Outraged by the FISA Court operating in secrecy? Then you should be about our civil courts too
By Amy Radon, Staff Attorney
It’s about time for the plaintiffs’ bar to get serious about the issue of court secrecy and take corporate wrongdoers to task when they try to restrict public access to discovery materials, court records, and settlements that belong in the public domain.
After news broke that an eleven-member tribunal established by the Foreign Intelligence Surveillance Act — the “FISA Court” — was “regularly assessing broad constitutional questions and establishing important judicial precedents” without any public scrutiny, many people were outraged. “After the court rules, its findings are almost never made public,” one commentator complained. FISA’s “secretive review process leaves no meaningful opportunities for third parties to point out flaws in the government’s proposal and suggest alternatives,” noted another. And an editorial from the New York Times, which criticized FISA Court proceedings as “utterly opaque to the public,” called on President Obama to support efforts in Congress to require the Court’s opinions to be made public.
If you’re outraged by the fact that a tribunal like the FISA Court can issue secret rulings behind closed doors without any public oversight, you’re clearly not alone. But I hope you’re just as outraged to hear that secret proceedings involving dangerous products, consumer scams, and corporate wrongdoing are happening in our civil courts — both federal and state — across the nation.
Scary thought, right?
Public Justice is no stranger to the issue of court secrecy. We represented the medical journal PLoS Medicine in obtaining public access to volumes of discovery material involving drug giant Wyeth Pharmaceutical’s routine failure to disclose its role in preparing medical studies and articles touting its hormone replacement therapy drug as safe when — in fact — independent studies proved that the drug was deadly. We also represented a Montana father, Richard Barber, in unsealing a decades-old court file that contained evidence dating back to the 1940s, which showed that Remington Arms Company knew of defects in its popular Model 700 rifle that caused the rifle to discharge without anyone pulling the trigger. Mr. Barber’s nine-year-old son Gus had been killed by a Model 700 inadvertent discharge.
Corporate defendants often push hard for secrecy in litigation — through overbroad protective orders, sealed court files and secret settlements — because secrecy enables defendants to hide evidence of the health and safety risks their products pose, and keeps other injured victims in the dark.
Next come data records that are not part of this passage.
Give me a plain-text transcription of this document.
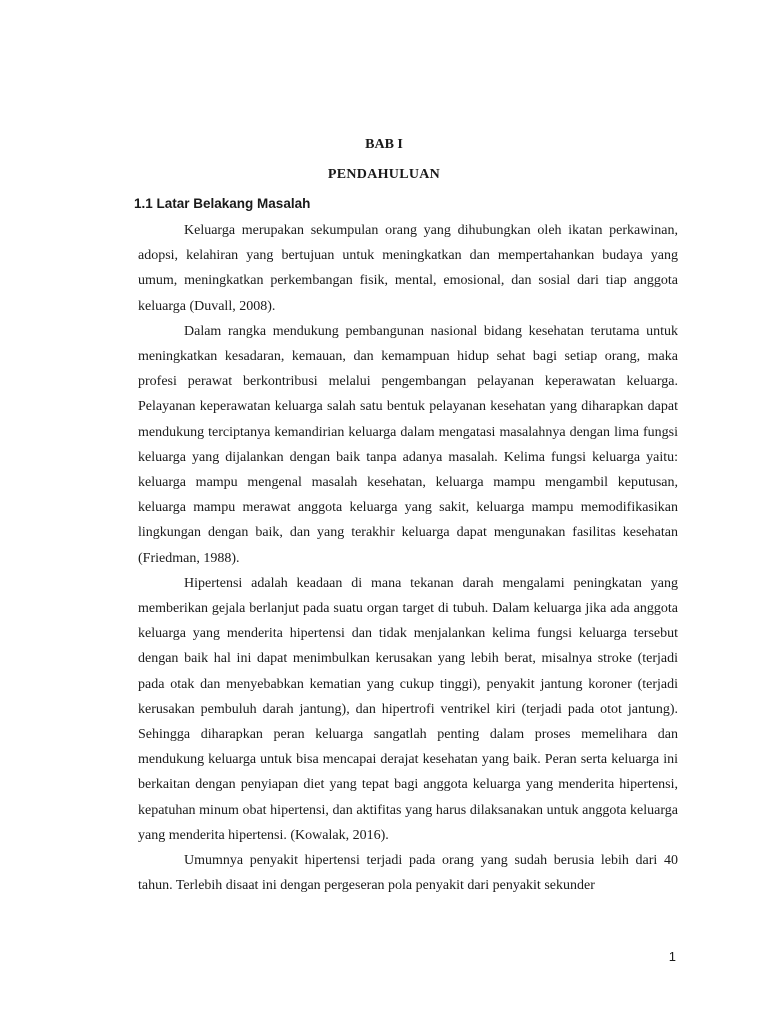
BAB I
PENDAHULUAN
1.1 Latar Belakang Masalah

Keluarga merupakan sekumpulan orang yang dihubungkan oleh ikatan perkawinan, adopsi, kelahiran yang bertujuan untuk meningkatkan dan mempertahankan budaya yang umum, meningkatkan perkembangan fisik, mental, emosional, dan sosial dari tiap anggota keluarga (Duvall, 2008).

Dalam rangka mendukung pembangunan nasional bidang kesehatan terutama untuk meningkatkan kesadaran, kemauan, dan kemampuan hidup sehat bagi setiap orang, maka profesi perawat berkontribusi melalui pengembangan pelayanan keperawatan keluarga. Pelayanan keperawatan keluarga salah satu bentuk pelayanan kesehatan yang diharapkan dapat mendukung terciptanya kemandirian keluarga dalam mengatasi masalahnya dengan lima fungsi keluarga yang dijalankan dengan baik tanpa adanya masalah. Kelima fungsi keluarga yaitu: keluarga mampu mengenal masalah kesehatan, keluarga mampu mengambil keputusan, keluarga mampu merawat anggota keluarga yang sakit, keluarga mampu memodifikasikan lingkungan dengan baik, dan yang terakhir keluarga dapat mengunakan fasilitas kesehatan (Friedman, 1988).

Hipertensi adalah keadaan di mana tekanan darah mengalami peningkatan yang memberikan gejala berlanjut pada suatu organ target di tubuh. Dalam keluarga jika ada anggota keluarga yang menderita hipertensi dan tidak menjalankan kelima fungsi keluarga tersebut dengan baik hal ini dapat menimbulkan kerusakan yang lebih berat, misalnya stroke (terjadi pada otak dan menyebabkan kematian yang cukup tinggi), penyakit jantung koroner (terjadi kerusakan pembuluh darah jantung), dan hipertrofi ventrikel kiri (terjadi pada otot jantung). Sehingga diharapkan peran keluarga sangatlah penting dalam proses memelihara dan mendukung keluarga untuk bisa mencapai derajat kesehatan yang baik. Peran serta keluarga ini berkaitan dengan penyiapan diet yang tepat bagi anggota keluarga yang menderita hipertensi, kepatuhan minum obat hipertensi, dan aktifitas yang harus dilaksanakan untuk anggota keluarga yang menderita hipertensi. (Kowalak, 2016).

Umumnya penyakit hipertensi terjadi pada orang yang sudah berusia lebih dari 40 tahun. Terlebih disaat ini dengan pergeseran pola penyakit dari penyakit sekunder

1
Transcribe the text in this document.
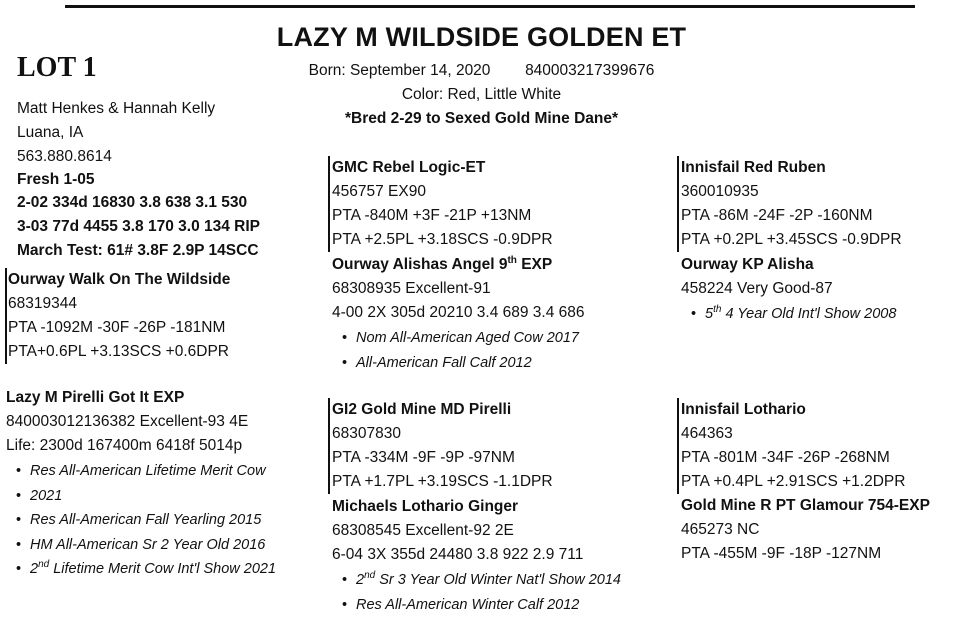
LAZY M WILDSIDE GOLDEN ET
Born: September 14, 2020 840003217399676
Color: Red, Little White
*Bred 2-29 to Sexed Gold Mine Dane*
LOT 1
Matt Henkes & Hannah Kelly
Luana, IA
563.880.8614
Fresh 1-05
2-02 334d 16830 3.8 638 3.1 530
3-03 77d 4455 3.8 170 3.0 134 RIP
March Test: 61# 3.8F 2.9P 14SCC
Ourway Walk On The Wildside
68319344
PTA -1092M -30F -26P -181NM
PTA+0.6PL +3.13SCS +0.6DPR
Lazy M Pirelli Got It EXP
840003012136382 Excellent-93 4E
Life: 2300d 167400m 6418f 5014p
• Res All-American Lifetime Merit Cow
• 2021
• Res All-American Fall Yearling 2015
• HM All-American Sr 2 Year Old 2016
• 2nd Lifetime Merit Cow Int'l Show 2021
GMC Rebel Logic-ET
456757 EX90
PTA -840M +3F -21P +13NM
PTA +2.5PL +3.18SCS -0.9DPR
Ourway Alishas Angel 9th EXP
68308935 Excellent-91
4-00 2X 305d 20210 3.4 689 3.4 686
• Nom All-American Aged Cow 2017
• All-American Fall Calf 2012
Innisfail Red Ruben
360010935
PTA -86M -24F -2P -160NM
PTA +0.2PL +3.45SCS -0.9DPR
Ourway KP Alisha
458224 Very Good-87
• 5th 4 Year Old Int'l Show 2008
GI2 Gold Mine MD Pirelli
68307830
PTA -334M -9F -9P -97NM
PTA +1.7PL +3.19SCS -1.1DPR
Michaels Lothario Ginger
68308545 Excellent-92 2E
6-04 3X 355d 24480 3.8 922 2.9 711
• 2nd Sr 3 Year Old Winter Nat'l Show 2014
• Res All-American Winter Calf 2012
Innisfail Lothario
464363
PTA -801M -34F -26P -268NM
PTA +0.4PL +2.91SCS +1.2DPR
Gold Mine R PT Glamour 754-EXP
465273 NC
PTA -455M -9F -18P -127NM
It shouldn’t be this way, and doesn’t have to be this way. The law is extremely favorable to opponents of court secrecy, and most courts, when confronted with a challenge to court secrecy, understand the importance of a transparent judicial system and will rule for public access.
Arguments can be made for and against whether secrecy is justified in the FISA Court, but there’s no excuse for unwarranted secrecy in our civil justice system. If you’re an attorney facing an unjustified confidentiality request from a defendant, please do reach out to Public Justice for help — we’ve provided many attorneys with guidance, briefing and even model protective orders to stop court secrecy in its tracks. If you’re not an attorney, you can urge your legislators to pass sunshine-in-litigation laws that prohibit court secrecy in cases involving matters of public health and safety. As proof that one person can make a difference, Montana’s Gus Barber Anti-Secrecy Act was signed into law thanks to Richard Barber’s efforts to ensure that his elected representatives knew the importance of transparency in our civil justice system.
At least in our civil courts, secrecy should be the rare exception — not the rule.